One does not have a restoration and some sort of revolutionary calculus. What restorations do is try to put things back to rights. What revolutionaries do is steal and claim it is moral, usually by suggesting whoever it is they are stealing from stole it 'from the people.' Of course, 'the people' generally like to go to the casinos and bars on Friday and blow most of their paychecks rather than doing any saving, capital formation, etc... The assiduous are outnumbered, so democracy inevitably fails.
ISIS is essentially anti-revolutionary. They want to restore the caliphate, which is a little weird if they really are this extremist strain of Muslim, because the caliphates weren't particularly hardcore. I am quite suspicious that a caliphate would calm the Muslim world down, because the caliph would have an interest in his realm, and would want to pass on something healthy to his children. Such a person would be civil to his nuclear armed neighbor and generally have an interest in the sort of behavior conducive to trade, which means these ghastly videos of people being murdered should end.
Violence would also end because the Caliphate does not have to keep up the pretext of the revolutionaries. See, inevitably, the revolutionaries run out of whatever they have stolen and then they have to steal more. They have to create imaginary enemies or elaborate scams through which to fleece the people.
In Egypt they were told pretty much the same thing they tell us here- go to school, work hard, get a degree, and there will be a nice fulfilling job for you when you get out. They were lying. The old communist state, not really that ideological anymore, but full of bureaucrats and their relations who don't want to stop their own gravy train, were choking out the economic forces necessary for 'the people' to get jobs. Any new job the government created actually caused a negative impact on Egypt overall, because that's even less resources available for real economic growth.
So people started protesting. They've been taught revolution too, and have less of an economic sense than CATO does, so they essentially tried to start a revolution. They are attracted to the machinery the state has in place, and tend to assume it is the evil people in charge that is the problem. The Egyptian school system, for instance, is deeply awful and corrupt. Now obviously, I have this principle that say, hey, we need a free market in schools, but even an unprincipled person should, at some point, see that having nothing is better than having something so pernicious.

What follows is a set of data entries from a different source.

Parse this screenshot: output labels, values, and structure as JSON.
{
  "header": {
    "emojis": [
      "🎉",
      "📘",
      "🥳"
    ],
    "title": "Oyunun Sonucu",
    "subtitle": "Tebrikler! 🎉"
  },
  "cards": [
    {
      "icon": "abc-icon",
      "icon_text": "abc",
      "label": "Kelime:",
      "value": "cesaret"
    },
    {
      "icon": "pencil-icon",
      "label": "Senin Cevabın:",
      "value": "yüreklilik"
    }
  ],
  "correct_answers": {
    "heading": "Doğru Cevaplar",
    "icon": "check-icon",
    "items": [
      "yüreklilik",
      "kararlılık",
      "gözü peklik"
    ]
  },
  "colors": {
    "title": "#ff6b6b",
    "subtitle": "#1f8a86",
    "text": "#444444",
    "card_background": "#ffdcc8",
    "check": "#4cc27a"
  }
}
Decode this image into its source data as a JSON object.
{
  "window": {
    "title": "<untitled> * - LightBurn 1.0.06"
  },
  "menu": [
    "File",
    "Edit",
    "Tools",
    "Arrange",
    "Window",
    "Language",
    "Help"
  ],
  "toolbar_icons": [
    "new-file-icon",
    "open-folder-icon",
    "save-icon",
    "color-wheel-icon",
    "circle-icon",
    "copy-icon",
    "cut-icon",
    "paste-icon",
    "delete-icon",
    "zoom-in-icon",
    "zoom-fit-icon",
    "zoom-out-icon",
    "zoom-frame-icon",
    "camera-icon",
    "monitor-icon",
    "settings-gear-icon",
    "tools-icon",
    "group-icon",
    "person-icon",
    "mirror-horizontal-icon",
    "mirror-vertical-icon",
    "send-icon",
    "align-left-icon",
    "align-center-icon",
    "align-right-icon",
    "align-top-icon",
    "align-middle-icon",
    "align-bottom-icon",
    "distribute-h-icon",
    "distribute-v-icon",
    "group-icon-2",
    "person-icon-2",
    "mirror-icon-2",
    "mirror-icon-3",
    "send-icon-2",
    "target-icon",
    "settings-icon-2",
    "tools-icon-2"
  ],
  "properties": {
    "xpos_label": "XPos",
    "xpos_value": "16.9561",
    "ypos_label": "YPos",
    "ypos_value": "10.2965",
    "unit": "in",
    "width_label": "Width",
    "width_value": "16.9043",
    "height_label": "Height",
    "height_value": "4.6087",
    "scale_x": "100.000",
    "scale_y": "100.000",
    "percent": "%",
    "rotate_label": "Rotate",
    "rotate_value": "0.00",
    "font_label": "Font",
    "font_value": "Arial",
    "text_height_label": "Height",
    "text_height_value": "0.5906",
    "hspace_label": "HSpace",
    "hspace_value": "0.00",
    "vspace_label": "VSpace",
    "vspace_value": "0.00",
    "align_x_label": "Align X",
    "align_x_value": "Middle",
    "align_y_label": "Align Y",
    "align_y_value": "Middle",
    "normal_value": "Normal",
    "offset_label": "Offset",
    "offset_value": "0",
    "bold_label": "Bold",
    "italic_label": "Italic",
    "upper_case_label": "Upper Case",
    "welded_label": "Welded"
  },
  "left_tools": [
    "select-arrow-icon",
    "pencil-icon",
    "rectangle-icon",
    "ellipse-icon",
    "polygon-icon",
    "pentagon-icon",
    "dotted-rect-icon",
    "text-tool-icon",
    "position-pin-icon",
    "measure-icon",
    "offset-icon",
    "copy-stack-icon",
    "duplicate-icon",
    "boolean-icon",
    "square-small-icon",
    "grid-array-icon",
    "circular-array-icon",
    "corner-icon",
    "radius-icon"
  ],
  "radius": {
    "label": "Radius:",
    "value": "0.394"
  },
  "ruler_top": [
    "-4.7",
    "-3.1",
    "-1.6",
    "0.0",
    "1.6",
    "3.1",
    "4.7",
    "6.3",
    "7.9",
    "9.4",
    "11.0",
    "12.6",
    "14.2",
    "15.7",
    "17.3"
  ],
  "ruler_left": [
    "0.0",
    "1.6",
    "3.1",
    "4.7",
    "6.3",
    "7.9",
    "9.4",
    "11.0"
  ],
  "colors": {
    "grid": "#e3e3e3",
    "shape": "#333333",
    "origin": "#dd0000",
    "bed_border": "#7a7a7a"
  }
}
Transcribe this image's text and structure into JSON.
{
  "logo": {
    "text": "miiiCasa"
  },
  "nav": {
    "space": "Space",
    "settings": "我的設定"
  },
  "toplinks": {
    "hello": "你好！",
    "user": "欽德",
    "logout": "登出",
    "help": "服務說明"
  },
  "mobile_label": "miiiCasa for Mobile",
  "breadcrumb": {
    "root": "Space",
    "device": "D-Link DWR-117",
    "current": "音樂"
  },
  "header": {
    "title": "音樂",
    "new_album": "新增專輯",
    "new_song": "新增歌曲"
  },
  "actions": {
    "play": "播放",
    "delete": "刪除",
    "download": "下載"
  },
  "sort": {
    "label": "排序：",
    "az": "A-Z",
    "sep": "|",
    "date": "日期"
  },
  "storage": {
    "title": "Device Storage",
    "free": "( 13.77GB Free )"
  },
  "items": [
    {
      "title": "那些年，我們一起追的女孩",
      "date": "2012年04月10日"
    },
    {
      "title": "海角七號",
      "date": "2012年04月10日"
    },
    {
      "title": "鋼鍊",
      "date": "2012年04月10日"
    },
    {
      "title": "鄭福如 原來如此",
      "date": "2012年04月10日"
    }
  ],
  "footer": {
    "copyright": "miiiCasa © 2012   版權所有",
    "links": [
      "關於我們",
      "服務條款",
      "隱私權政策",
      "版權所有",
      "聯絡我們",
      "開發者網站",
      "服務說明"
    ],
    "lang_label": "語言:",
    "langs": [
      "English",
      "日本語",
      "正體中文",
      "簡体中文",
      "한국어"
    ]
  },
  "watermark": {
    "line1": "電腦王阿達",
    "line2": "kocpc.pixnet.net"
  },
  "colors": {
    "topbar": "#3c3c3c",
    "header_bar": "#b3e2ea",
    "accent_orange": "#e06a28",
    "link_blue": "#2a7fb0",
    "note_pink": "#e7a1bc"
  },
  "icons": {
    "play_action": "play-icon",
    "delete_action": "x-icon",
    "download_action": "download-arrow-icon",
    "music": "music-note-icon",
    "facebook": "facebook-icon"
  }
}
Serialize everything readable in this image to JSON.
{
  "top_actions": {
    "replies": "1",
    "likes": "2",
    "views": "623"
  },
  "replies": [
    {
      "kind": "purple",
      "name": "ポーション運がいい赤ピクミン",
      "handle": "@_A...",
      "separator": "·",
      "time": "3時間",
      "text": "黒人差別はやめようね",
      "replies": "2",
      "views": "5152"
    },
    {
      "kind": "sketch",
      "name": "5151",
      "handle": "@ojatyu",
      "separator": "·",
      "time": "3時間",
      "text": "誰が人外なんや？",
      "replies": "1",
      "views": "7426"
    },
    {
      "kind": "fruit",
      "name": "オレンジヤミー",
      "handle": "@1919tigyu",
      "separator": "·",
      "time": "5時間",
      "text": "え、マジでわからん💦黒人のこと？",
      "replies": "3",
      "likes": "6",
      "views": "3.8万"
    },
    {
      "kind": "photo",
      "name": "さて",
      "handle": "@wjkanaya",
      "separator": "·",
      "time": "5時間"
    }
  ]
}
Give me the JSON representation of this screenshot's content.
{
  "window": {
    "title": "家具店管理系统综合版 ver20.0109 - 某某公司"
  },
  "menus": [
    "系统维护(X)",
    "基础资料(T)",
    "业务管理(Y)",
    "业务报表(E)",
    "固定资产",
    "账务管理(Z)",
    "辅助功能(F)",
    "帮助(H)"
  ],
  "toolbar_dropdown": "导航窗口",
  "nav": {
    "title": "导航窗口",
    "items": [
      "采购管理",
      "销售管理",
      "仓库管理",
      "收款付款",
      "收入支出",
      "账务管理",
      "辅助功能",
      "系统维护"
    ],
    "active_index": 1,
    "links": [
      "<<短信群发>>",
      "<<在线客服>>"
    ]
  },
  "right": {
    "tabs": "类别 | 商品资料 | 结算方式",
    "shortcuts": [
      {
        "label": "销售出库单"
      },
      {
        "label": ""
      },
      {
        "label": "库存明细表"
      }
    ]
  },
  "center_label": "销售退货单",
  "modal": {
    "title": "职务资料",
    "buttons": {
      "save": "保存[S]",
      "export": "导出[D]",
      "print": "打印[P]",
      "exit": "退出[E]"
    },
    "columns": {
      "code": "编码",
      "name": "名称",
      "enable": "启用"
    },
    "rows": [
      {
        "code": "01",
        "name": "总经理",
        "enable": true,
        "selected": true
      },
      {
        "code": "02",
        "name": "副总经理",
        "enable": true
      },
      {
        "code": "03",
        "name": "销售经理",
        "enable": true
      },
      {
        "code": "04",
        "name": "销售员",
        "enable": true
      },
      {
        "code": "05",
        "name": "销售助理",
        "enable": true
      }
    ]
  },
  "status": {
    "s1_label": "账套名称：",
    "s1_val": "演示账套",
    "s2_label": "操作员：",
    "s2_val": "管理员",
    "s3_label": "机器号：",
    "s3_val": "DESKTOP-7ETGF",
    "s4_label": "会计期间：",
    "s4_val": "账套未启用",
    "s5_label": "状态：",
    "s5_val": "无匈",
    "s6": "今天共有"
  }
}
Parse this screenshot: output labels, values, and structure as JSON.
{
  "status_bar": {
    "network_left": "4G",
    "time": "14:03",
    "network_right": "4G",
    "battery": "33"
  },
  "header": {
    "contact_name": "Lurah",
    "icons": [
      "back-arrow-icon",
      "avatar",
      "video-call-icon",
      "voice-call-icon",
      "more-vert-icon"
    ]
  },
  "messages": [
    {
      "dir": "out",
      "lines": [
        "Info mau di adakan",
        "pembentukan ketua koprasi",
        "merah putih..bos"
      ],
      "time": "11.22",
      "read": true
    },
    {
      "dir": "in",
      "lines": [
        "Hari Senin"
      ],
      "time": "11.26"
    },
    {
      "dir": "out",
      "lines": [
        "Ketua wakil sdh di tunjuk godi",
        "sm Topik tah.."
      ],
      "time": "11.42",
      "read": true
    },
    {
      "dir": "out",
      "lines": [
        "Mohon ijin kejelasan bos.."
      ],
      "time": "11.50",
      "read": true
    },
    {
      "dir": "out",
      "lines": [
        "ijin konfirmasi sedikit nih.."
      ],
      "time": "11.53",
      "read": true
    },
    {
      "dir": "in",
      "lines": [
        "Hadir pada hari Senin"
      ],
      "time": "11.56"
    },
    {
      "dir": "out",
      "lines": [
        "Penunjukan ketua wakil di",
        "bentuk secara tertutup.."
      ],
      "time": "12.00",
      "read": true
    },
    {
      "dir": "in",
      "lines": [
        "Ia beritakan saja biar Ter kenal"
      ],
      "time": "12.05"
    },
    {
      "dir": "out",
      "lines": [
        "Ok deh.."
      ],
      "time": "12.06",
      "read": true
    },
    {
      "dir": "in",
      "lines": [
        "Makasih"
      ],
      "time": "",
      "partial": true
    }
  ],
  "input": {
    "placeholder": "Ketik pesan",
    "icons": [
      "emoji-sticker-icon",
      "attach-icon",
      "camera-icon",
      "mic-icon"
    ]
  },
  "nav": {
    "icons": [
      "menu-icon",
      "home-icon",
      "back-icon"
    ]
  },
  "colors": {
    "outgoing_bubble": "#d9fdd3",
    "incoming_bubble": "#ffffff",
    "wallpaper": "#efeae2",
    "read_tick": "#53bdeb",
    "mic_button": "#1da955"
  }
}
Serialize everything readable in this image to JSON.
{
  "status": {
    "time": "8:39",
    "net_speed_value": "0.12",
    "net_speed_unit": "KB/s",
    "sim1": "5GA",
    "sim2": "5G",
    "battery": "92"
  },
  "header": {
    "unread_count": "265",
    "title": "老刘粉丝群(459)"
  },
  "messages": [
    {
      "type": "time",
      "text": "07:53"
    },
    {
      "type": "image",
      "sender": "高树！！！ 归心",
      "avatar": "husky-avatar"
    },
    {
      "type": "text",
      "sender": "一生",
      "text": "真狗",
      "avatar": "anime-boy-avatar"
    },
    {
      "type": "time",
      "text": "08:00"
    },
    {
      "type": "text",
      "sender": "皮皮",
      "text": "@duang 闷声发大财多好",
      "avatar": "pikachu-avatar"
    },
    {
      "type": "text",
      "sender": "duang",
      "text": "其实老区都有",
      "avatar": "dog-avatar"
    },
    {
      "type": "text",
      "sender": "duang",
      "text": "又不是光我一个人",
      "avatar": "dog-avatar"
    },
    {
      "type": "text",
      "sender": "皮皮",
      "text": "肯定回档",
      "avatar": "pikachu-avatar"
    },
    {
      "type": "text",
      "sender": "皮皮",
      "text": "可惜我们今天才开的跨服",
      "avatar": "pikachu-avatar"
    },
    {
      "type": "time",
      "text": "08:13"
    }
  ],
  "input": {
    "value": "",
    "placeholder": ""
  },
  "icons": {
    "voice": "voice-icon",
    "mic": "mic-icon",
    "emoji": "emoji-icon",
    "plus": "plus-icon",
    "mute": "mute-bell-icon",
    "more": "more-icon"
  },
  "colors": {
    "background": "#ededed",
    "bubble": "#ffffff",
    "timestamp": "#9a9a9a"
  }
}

The quote above is indicative of how revolutionary thinking has permeated our thinking so completely that we can make statements that are completely nonsensical. There is no 'revolutionary' restoration. Similar drivel is found among Christians, who appear to think the King of Kings, who incarnated for the ultimate act of restoration, is a revolutionary. This kind of thinking is stupid, dangerous, and will never lead to the sort of life people actually want to live- well, unless you want to be a thief that is, and then I can say you are doing very well with this retarded line of thinking.
2 comments:
Who knows? The Caliphate may work out just fine. OTOH, this erstwhile Caliph doesn't look like a very refined individual.
I think the fundamental problem in the Middle East is that most if not all the low time-preference people have left.
A lot of these guys turn out not to be very religious at all, and their main influences seems to be some strain of militant socialism.